A constant search for beauty made Il Bottaccio a unique experience where every décor celebrates an artistic form; from the rooms to common areas, you will find paintings and decorations giving life to an art gallery that blends harmoniously with the surrounding nature.

True to a region that sees art and beauty as its core, Il Bottaccio encourages its guests to love and admire art in all its shapes and forms.  Here, even a handrail disguises the genius of a clever artist, and then it’s a sensational parade of paintings, sculptures, decorations, textiles and furniture.  Marble certainly triumphs, but other media are employed in a discerning juxtaposition of eras and subjects, design pieces sitting next to oil paintings hidden within wooden doors and an overall creative aura to be sensed everywhere. 

  • Giovanni Balderi

    When Giovanni Balderi begins to sculpt, he faces the marble block in its nakedness and crudeness as a living material in which to discover the soul.
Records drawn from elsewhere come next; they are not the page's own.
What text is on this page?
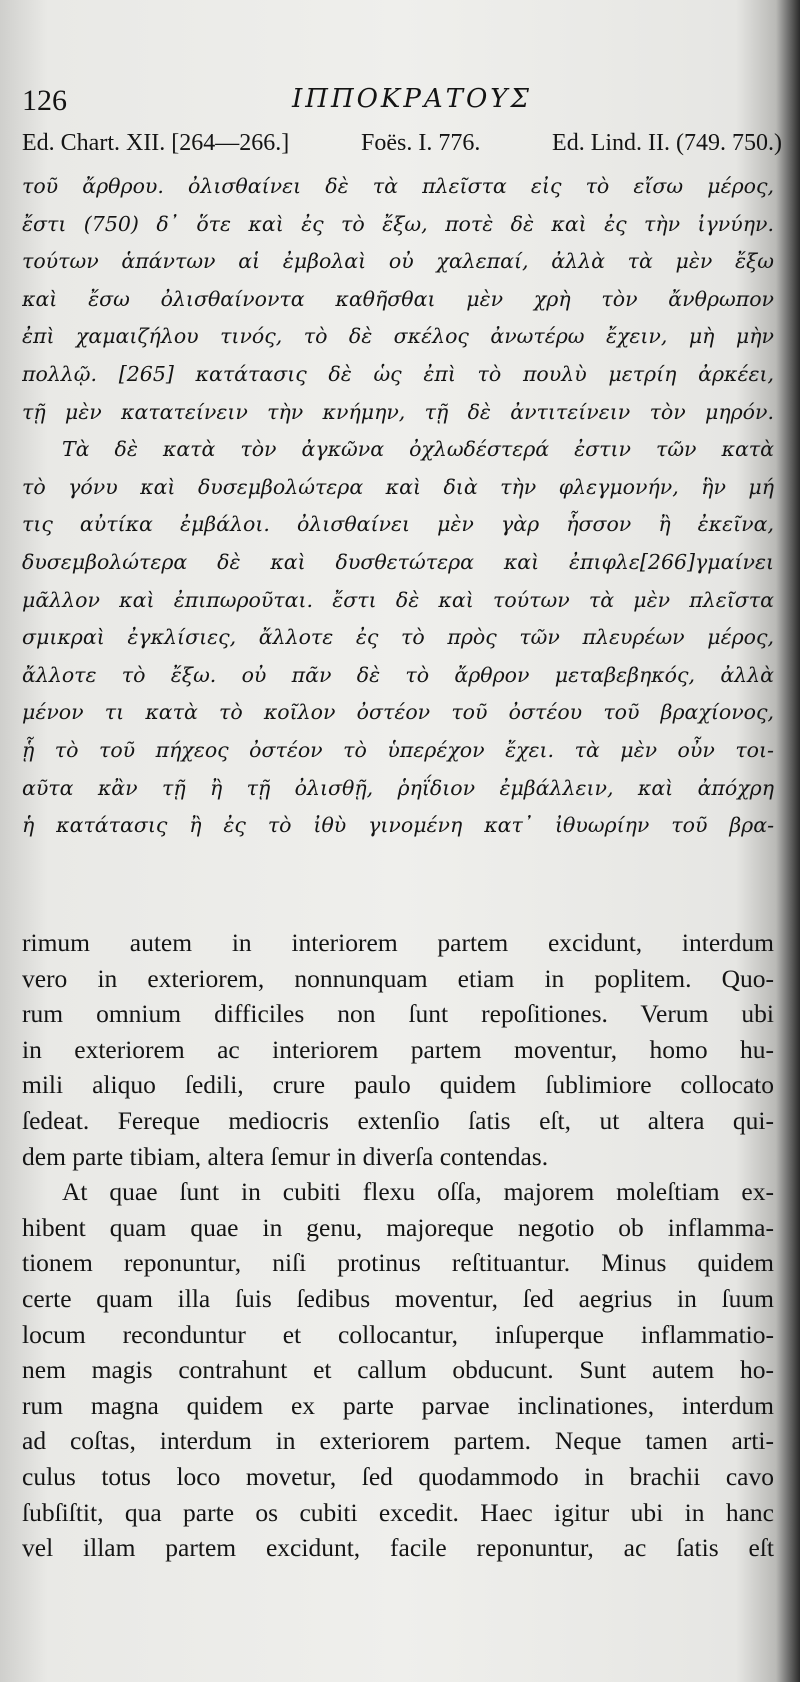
126	ΙΠΠΟΚΡΑΤΟΥΣ
Ed. Chart. XII. [264—266.]	Foës. I. 776.	Ed. Lind. II. (749. 750.)
τοῦ ἄρθρου. ὀλισθαίνει δὲ τὰ πλεῖστα εἰς τὸ εἴσω μέρος,
ἔστι (750) δ᾽ ὅτε καὶ ἐς τὸ ἔξω, ποτὲ δὲ καὶ ἐς τὴν ἰγνύην.
τούτων ἁπάντων αἱ ἐμβολαὶ οὐ χαλεπαί, ἀλλὰ τὰ μὲν ἔξω
καὶ ἔσω ὀλισθαίνοντα καθῆσθαι μὲν χρὴ τὸν ἄνθρωπον
ἐπὶ χαμαιζήλου τινός, τὸ δὲ σκέλος ἀνωτέρω ἔχειν, μὴ μὴν
πολλῷ. [265] κατάτασις δὲ ὡς ἐπὶ τὸ πουλὺ μετρίη ἀρκέει,
τῇ μὲν κατατείνειν τὴν κνήμην, τῇ δὲ ἀντιτείνειν τὸν μηρόν.
Τὰ δὲ κατὰ τὸν ἀγκῶνα ὀχλωδέστερά ἐστιν τῶν κατὰ
τὸ γόνυ καὶ δυσεμβολώτερα καὶ διὰ τὴν φλεγμονήν, ἣν μή
τις αὐτίκα ἐμβάλοι. ὀλισθαίνει μὲν γὰρ ἧσσον ἢ ἐκεῖνα,
δυσεμβολώτερα δὲ καὶ δυσθετώτερα καὶ ἐπιφλε[266]γμαίνει
μᾶλλον καὶ ἐπιπωροῦται. ἔστι δὲ καὶ τούτων τὰ μὲν πλεῖστα
σμικραὶ ἐγκλίσιες, ἄλλοτε ἐς τὸ πρὸς τῶν πλευρέων μέρος,
ἄλλοτε τὸ ἔξω. οὐ πᾶν δὲ τὸ ἄρθρον μεταβεβηκός, ἀλλὰ
μένον τι κατὰ τὸ κοῖλον ὀστέον τοῦ ὀστέου τοῦ βραχίονος,
ᾗ τὸ τοῦ πήχεος ὀστέον τὸ ὑπερέχον ἔχει. τὰ μὲν οὖν τοι-
αῦτα κἂν τῇ ἢ τῇ ὀλισθῇ, ῥηΐδιον ἐμβάλλειν, καὶ ἀπόχρη
ἡ κατάτασις ἢ ἐς τὸ ἰθὺ γινομένη κατ᾽ ἰθυωρίην τοῦ βρα-
rimum autem in interiorem partem excidunt, interdum
vero in exteriorem, nonnunquam etiam in poplitem. Quo-
rum omnium difficiles non ſunt repoſitiones. Verum ubi
in exteriorem ac interiorem partem moventur, homo hu-
mili aliquo ſedili, crure paulo quidem ſublimiore collocato
ſedeat. Fereque mediocris extenſio ſatis eſt, ut altera qui-
dem parte tibiam, altera ſemur in diverſa contendas.
At quae ſunt in cubiti flexu oſſa, majorem moleſtiam ex-
hibent quam quae in genu, majoreque negotio ob inflamma-
tionem reponuntur, niſi protinus reſtituantur. Minus quidem
certe quam illa ſuis ſedibus moventur, ſed aegrius in ſuum
locum reconduntur et collocantur, inſuperque inflammatio-
nem magis contrahunt et callum obducunt. Sunt autem ho-
rum magna quidem ex parte parvae inclinationes, interdum
ad coſtas, interdum in exteriorem partem. Neque tamen arti-
culus totus loco movetur, ſed quodammodo in brachii cavo
ſubſiſtit, qua parte os cubiti excedit. Haec igitur ubi in hanc
vel illam partem excidunt, facile reponuntur, ac ſatis eſt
He feels this material as a metamorphosis in progress, he rediscovers unusual sensations, he suggests tactile perceptions as if to make the vital spirit, the emotional breath, emerge from the "body" of the material.
  • Marcello Giorgi

    ITALIAN PROFESSIONAL SCULPTOR, WORKS INCLUDE MARBLE, BRONZE AND TERRACOTTA
    Born in 1962 in Pietrasanta, a city steeped in art, traditionally  recognized for the quality of the work of its master artisans and famous  for the creation of marble and bronze sculptures.
  • Romolo Del Deo

    "THE IMMORTAL WINGS" BY ROMOLO DEL DEO
    The curatorial concept behind this exhibition of Romolo Del Deo at Il Bottaccio is to explore the main body of his work that bestows wings in various unconventional ways such as to mythological figures that don’t usually get depicted as winged, like Daphne, in the “Tree of Life Which Is Ours;” to ideas and invented mythological figures like “Sovra;” in fantastic reality where wings aren’t normally depicted, such as sprouting from feet and faces, like in “Mercurio;” or to mortals who assumed wings like “Daedalus.” Frequently the artist makes it apparent that the wings are an assumed identity or a transformed identity.